[MLton] Welcome to Vesa Karvonen
Matthew Fluet
fluet@cs.cornell.edu
Thu, 16 Jun 2005 13:53:54 -0400 (EDT)
> > I've played around a bit with John Reppy's ml-doc system, the system that
> > produces the Standard ML Basis Library webpages, and have found it to be
> > convenient, if not perfect. It does have the advantage of ultimately
> > giving a consistent look and feel to the Standard Basis Library and any
> > additional library documentation.
>
> I have downloaded the ML-Doc system some time ago, but I was put off by
> the lack of both documentation(!) and examples (or maybe I didn't look
> hard enough).
I had similar problems. The SML/NJ Library sources have some ML-Doc
documentation.
The ultimate reference, of course, would be the ml-doc sources of the
Basis Library. I've tried contacting John Reppy a couple of times on this
point, but he's not responded to any of my inquiries.

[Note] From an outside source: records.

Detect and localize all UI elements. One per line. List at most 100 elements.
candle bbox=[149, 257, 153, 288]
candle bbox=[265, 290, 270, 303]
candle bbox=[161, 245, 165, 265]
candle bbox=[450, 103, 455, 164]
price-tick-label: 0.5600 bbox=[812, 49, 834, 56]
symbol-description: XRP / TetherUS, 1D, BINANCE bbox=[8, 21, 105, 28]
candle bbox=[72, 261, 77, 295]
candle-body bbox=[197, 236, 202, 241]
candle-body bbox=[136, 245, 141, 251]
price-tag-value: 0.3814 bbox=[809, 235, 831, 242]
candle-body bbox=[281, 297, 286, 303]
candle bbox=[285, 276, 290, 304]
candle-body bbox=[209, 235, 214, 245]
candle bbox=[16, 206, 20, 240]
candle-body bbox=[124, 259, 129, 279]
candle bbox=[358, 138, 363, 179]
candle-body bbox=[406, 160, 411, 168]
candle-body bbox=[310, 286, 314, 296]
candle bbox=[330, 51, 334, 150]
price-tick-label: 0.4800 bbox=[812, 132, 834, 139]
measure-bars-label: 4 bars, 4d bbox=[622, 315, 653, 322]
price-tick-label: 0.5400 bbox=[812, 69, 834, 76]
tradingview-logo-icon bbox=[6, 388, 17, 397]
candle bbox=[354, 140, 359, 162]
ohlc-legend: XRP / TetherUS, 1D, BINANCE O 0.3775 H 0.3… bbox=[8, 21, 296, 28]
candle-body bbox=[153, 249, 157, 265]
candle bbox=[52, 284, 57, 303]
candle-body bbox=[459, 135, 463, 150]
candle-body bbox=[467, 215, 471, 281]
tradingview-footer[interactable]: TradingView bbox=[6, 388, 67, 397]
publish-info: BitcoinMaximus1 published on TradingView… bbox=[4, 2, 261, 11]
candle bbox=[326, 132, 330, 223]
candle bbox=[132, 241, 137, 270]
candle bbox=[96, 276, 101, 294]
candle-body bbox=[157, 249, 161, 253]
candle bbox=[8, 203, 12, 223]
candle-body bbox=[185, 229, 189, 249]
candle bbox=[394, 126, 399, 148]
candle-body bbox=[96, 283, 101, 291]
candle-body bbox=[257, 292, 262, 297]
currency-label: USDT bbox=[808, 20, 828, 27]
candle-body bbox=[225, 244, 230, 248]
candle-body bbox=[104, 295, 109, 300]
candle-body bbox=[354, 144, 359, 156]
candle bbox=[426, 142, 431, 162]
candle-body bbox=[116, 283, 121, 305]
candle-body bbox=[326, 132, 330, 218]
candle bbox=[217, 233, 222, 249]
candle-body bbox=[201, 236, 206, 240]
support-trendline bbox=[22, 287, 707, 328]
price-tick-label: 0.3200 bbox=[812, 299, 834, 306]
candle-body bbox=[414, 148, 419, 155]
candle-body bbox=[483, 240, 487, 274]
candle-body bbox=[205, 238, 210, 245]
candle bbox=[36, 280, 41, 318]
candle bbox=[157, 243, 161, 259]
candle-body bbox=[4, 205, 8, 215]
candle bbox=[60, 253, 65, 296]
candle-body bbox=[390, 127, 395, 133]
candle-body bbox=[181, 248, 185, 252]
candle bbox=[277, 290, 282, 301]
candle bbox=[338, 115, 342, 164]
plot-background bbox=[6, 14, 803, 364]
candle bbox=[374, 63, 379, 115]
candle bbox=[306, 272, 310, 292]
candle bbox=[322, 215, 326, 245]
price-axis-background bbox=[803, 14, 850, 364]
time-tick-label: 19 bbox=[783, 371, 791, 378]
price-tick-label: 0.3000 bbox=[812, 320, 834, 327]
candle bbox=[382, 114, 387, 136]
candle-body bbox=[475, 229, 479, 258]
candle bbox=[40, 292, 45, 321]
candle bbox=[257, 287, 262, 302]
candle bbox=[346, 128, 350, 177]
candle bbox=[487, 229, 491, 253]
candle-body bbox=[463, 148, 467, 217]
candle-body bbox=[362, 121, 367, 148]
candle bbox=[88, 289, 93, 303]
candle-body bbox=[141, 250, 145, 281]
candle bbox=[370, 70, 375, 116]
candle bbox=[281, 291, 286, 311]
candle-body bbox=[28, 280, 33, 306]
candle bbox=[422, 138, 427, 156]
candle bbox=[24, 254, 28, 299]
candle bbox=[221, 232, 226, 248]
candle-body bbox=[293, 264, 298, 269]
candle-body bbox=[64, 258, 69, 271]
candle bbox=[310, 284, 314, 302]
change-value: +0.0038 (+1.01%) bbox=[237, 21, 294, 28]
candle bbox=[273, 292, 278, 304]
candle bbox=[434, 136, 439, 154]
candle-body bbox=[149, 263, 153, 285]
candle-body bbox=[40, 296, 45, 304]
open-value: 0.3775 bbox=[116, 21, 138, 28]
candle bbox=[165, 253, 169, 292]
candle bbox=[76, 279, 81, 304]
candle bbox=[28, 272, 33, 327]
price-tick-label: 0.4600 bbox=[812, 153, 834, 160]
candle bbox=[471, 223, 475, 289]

> I would like to hear if anyone can think of a non-obvious drawback
> with the (very simple) technique presented here:
>
> http://mlton.org/ProductType
>
> The idea occured to me after I wrote the first version of the
> for-loop combinator library and I don't recall having seen the
> technique explicitly documented earlier. I have, of course,
> encountered the problem much earlier while writing a simple
> (non-monadic) parser combinator library and I wouldn't be
> surprised if the technique has been explored earlier.
I think it is very clever and I think the explaination is quite clear. It
does seem like the sort of thing that must have been discovered before,
but I don't know of any immediate examples. The limited scope of
identifier fixity directives really seems to limit the applicability of
cleverly choosing nice infix operators.